The Federal Court had accepted the health risk and ruled he could no longer be held at MITA, in the Covid-19 hotspot suburb of Broadmeadows.
The Home Affairs Department said it would transfer him to the Yongah Hill detention centre in Western Australia.
On Wednesday, the man’s lawyers argued that transporting him also posed a significant risk. They wanted him moved to community detention to live with his son in Melbourne instead.
But the court accepted government assurances about personal protection and distancing during transfer. The man was due to be moved within the week. His lawyers launched proceedings in the WA Supreme Court to challenge the state government’s exemption of their client from border restrictions.
The government is currently moving some detainees from centres in the eastern states to Yongah Hill ahead of their transfer to Christmas Island detention centre, reopened this month until at least February 2021 at a cost of $55.6 million. Up to 250 detainees will be moved there from mainland centres with 31 transferred in the past fortnight.
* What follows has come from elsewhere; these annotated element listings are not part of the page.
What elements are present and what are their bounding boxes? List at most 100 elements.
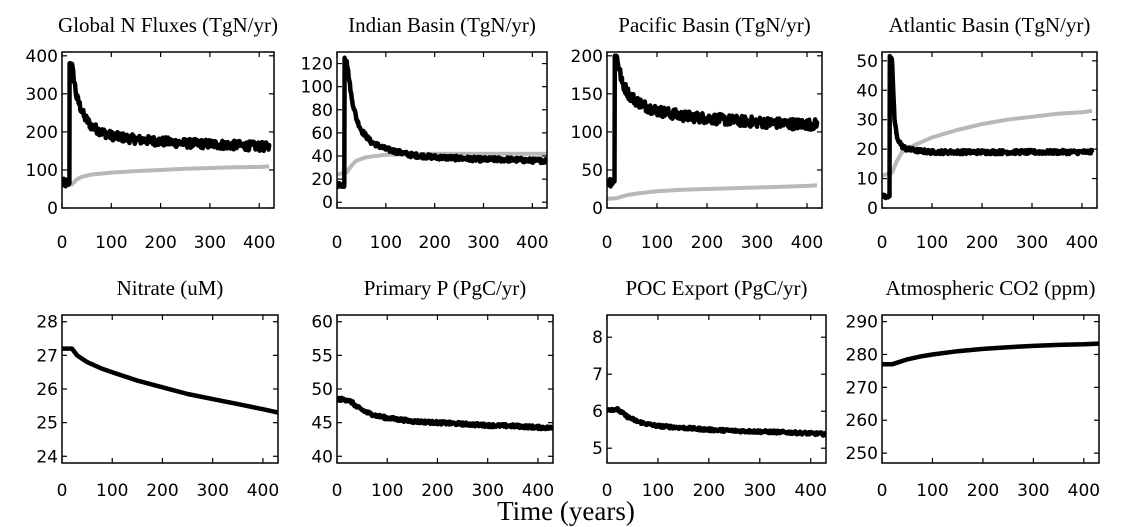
y-tick-label: 20 (856, 140, 878, 160)
plot-frame (336, 314, 554, 464)
x-tick-label: 0 (602, 233, 613, 253)
panel-7: POC Export (PgC/yr) 0 100 200 300 400 5 6 7 8 (592, 276, 827, 501)
panel-title: Pacific Basin (TgN/yr) (618, 13, 810, 37)
x-tick-label: 400 (1068, 481, 1100, 501)
plot-frame (336, 51, 548, 209)
y-tick-label: 6 (592, 402, 603, 422)
x-tick-label: 400 (791, 233, 823, 253)
x-tick-label: 100 (370, 233, 402, 253)
panel-title: Nitrate (uM) (117, 276, 224, 300)
y-tick-label: 250 (846, 444, 878, 464)
panel-3: Pacific Basin (TgN/yr) 0 100 200 300 400 0 50 10… (571, 13, 824, 253)
panel-5: Nitrate (uM) 0 100 200 300 400 24 25 26 27 28 (36, 276, 279, 501)
x-tick-label: 200 (146, 481, 178, 501)
x-tick-label: 200 (144, 233, 176, 253)
y-tick-label: 24 (36, 447, 58, 467)
x-tick-label: 300 (467, 233, 499, 253)
y-tick-label: 26 (36, 380, 58, 400)
y-tick-label: 0 (322, 193, 333, 213)
y-tick-label: 60 (311, 124, 333, 144)
x-tick-label: 0 (332, 481, 343, 501)
panel-title: Indian Basin (TgN/yr) (348, 13, 536, 37)
x-tick-label: 300 (194, 233, 226, 253)
y-tick-label: 25 (36, 414, 58, 434)
series-line-grey (882, 108, 1093, 178)
x-tick-label: 400 (522, 481, 554, 501)
series-line-black (607, 405, 826, 438)
panel-title: Primary P (PgC/yr) (364, 276, 527, 300)
y-tick-label: 45 (311, 414, 333, 434)
panel-6: Primary P (PgC/yr) 0 100 200 300 400 40 45 50 55 6… (311, 276, 554, 501)
x-tick-label: 300 (744, 481, 776, 501)
panel-2: Indian Basin (TgN/yr) 0 100 200 300 400 0 20 40 6… (301, 13, 549, 253)
y-tick-label: 50 (311, 380, 333, 400)
panel-4: Atlantic Basin (TgN/yr) 0 100 200 300 400 0 10 2… (856, 13, 1098, 253)
y-tick-label: 100 (301, 78, 333, 98)
y-tick-label: 50 (581, 161, 603, 181)
plot-frame (606, 51, 823, 209)
y-tick-label: 300 (26, 85, 58, 105)
x-tick-label: 200 (693, 481, 725, 501)
series-line-black (337, 395, 553, 432)
panel-1: Global N Fluxes (TgN/yr) 0 100 200 300 400 0 10… (26, 13, 278, 253)
plot-frame (606, 314, 827, 464)
y-tick-label: 200 (26, 123, 58, 143)
y-tick-label: 55 (311, 346, 333, 366)
y-tick-label: 7 (592, 365, 603, 385)
y-tick-label: 200 (571, 47, 603, 67)
y-tick-label: 400 (26, 47, 58, 67)
series-line-grey (607, 183, 818, 201)
plot-frame (881, 51, 1098, 209)
series-line-black (882, 341, 1099, 367)
y-tick-label: 100 (571, 123, 603, 143)
plot-frame (61, 51, 275, 209)
y-tick-label: 80 (311, 101, 333, 121)
x-tick-label: 300 (196, 481, 228, 501)
x-tick-label: 0 (57, 233, 68, 253)
panel-title: Atmospheric CO2 (ppm) (886, 276, 1096, 300)
y-tick-label: 60 (311, 313, 333, 333)
series-line-black (337, 55, 547, 190)
x-tick-label: 200 (421, 481, 453, 501)
x-tick-label: 200 (967, 481, 999, 501)
x-tick-label: 200 (966, 233, 998, 253)
y-tick-label: 270 (846, 378, 878, 398)
x-tick-label: 400 (1066, 233, 1098, 253)
y-tick-label: 28 (36, 313, 58, 333)
x-tick-label: 100 (641, 233, 673, 253)
x-tick-label: 400 (243, 233, 275, 253)
panel-title: Global N Fluxes (TgN/yr) (58, 13, 278, 37)
x-tick-label: 100 (916, 481, 948, 501)
y-tick-label: 0 (47, 199, 58, 219)
x-tick-label: 100 (96, 481, 128, 501)
y-tick-label: 40 (856, 81, 878, 101)
series-line-black (607, 53, 820, 189)
y-tick-label: 8 (592, 328, 603, 348)
y-tick-label: 150 (571, 85, 603, 105)
x-tick-label: 400 (794, 481, 826, 501)
x-tick-label: 200 (418, 233, 450, 253)
plot-frame (881, 314, 1100, 464)
x-tick-label: 100 (642, 481, 674, 501)
panel-title: POC Export (PgC/yr) (625, 276, 807, 300)
series-line-black (62, 346, 278, 415)
x-tick-label: 300 (1017, 481, 1049, 501)
y-tick-label: 0 (867, 199, 878, 219)
x-tick-label: 100 (371, 481, 403, 501)
x-tick-label: 0 (877, 481, 888, 501)
y-tick-label: 5 (592, 439, 603, 459)
y-tick-label: 40 (311, 447, 333, 467)
y-tick-label: 40 (311, 147, 333, 167)
x-tick-label: 0 (877, 233, 888, 253)
y-tick-label: 120 (301, 55, 333, 75)
y-tick-label: 100 (26, 161, 58, 181)
x-tick-label: 300 (741, 233, 773, 253)
x-tick-label: 300 (471, 481, 503, 501)
x-tick-label: 200 (691, 233, 723, 253)
x-tick-label: 400 (247, 481, 279, 501)
series-line-grey (62, 164, 270, 188)
x-tick-label: 0 (332, 233, 343, 253)
y-tick-label: 260 (846, 411, 878, 431)
y-tick-label: 30 (856, 111, 878, 131)
y-tick-label: 0 (592, 199, 603, 219)
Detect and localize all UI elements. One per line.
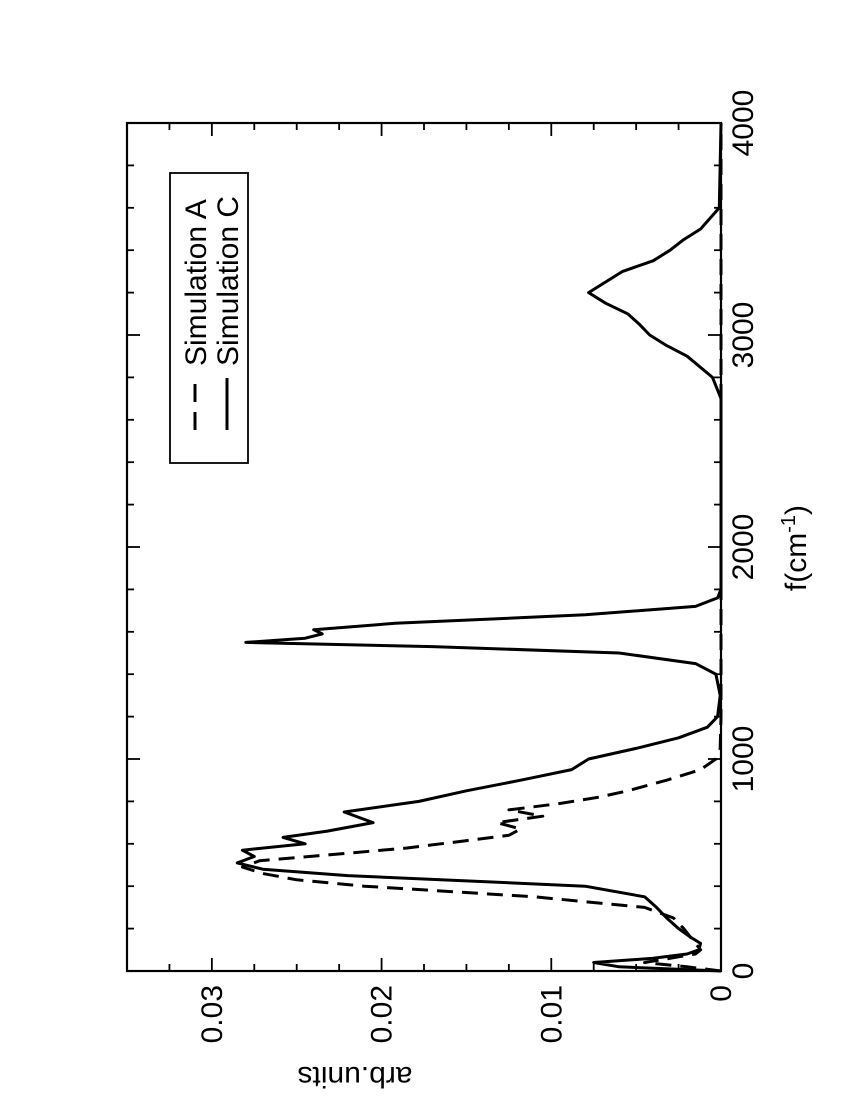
series-line-simulation-c	[235, 122, 723, 973]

Asylum Seeker Resource Centre lawyer Carolyn Graydon suggested the move was intended to restrict detainees’ private contact with lawyers and supporters because Christmas Island has poor wi-fi and mobile phone service.
She believes the shift is linked to the government’s efforts to ban mobile phones from detention centres. There is legislation before parliament to expand Home Affairs Minister Peter Dutton’s powers to declare certain items prohibited and more easily search for and seize them.
“I don’t think it’s a coincidence that all this is happening at the same time,” she said.
Acting Immigration minister Alan
Tudge rejects those assertions.
“Claims we’re moving criminal detainees to Christmas Island to silence them are nonsense and part of an ongoing misinformation campaign by refugee activists,” Tudge told The Saturday Paper, saying deportations had slowed due to Covid-19 and it was a “commonsense decision” to free up space and keep numbers at safe levels.
Tudge said detainees transferred to Christmas Island were being given Telstra SIM cards and the government was paying for their phone credit. He said 32 internet workstations and 52 landline phones were available, plus another 26 internet workstations for use during programs and activities.
Minister Dutton’s legislation would allow security officers to conduct searches without requiring a “reasonable suspicion” that someone has a banned item or has done or is planning something unlawful. Existing powers allow strip-searches of people aged over 10 and for dogs to be used.
The move seeks to address a 2017 Federal Court ruling that rejected a blanket ban on mobile phones in detention centres. The government is particularly concerned that detainees can use phones to film and photograph security officers and post images online. Alison Battisson says her clients have used their phones to film officers behaving violently.
Peak legal bodies, human rights organisations and refugee advocacy groups say the bill unacceptably breaches detainees’ rights. Labor and the Greens have promised to block it, as they did with a version that was proposed after the 2017 court decision.
Alan Tudge said the legislation was essential to protect the community, detainees and security officers, whose seizure powers were limited and “it takes time to call the police”.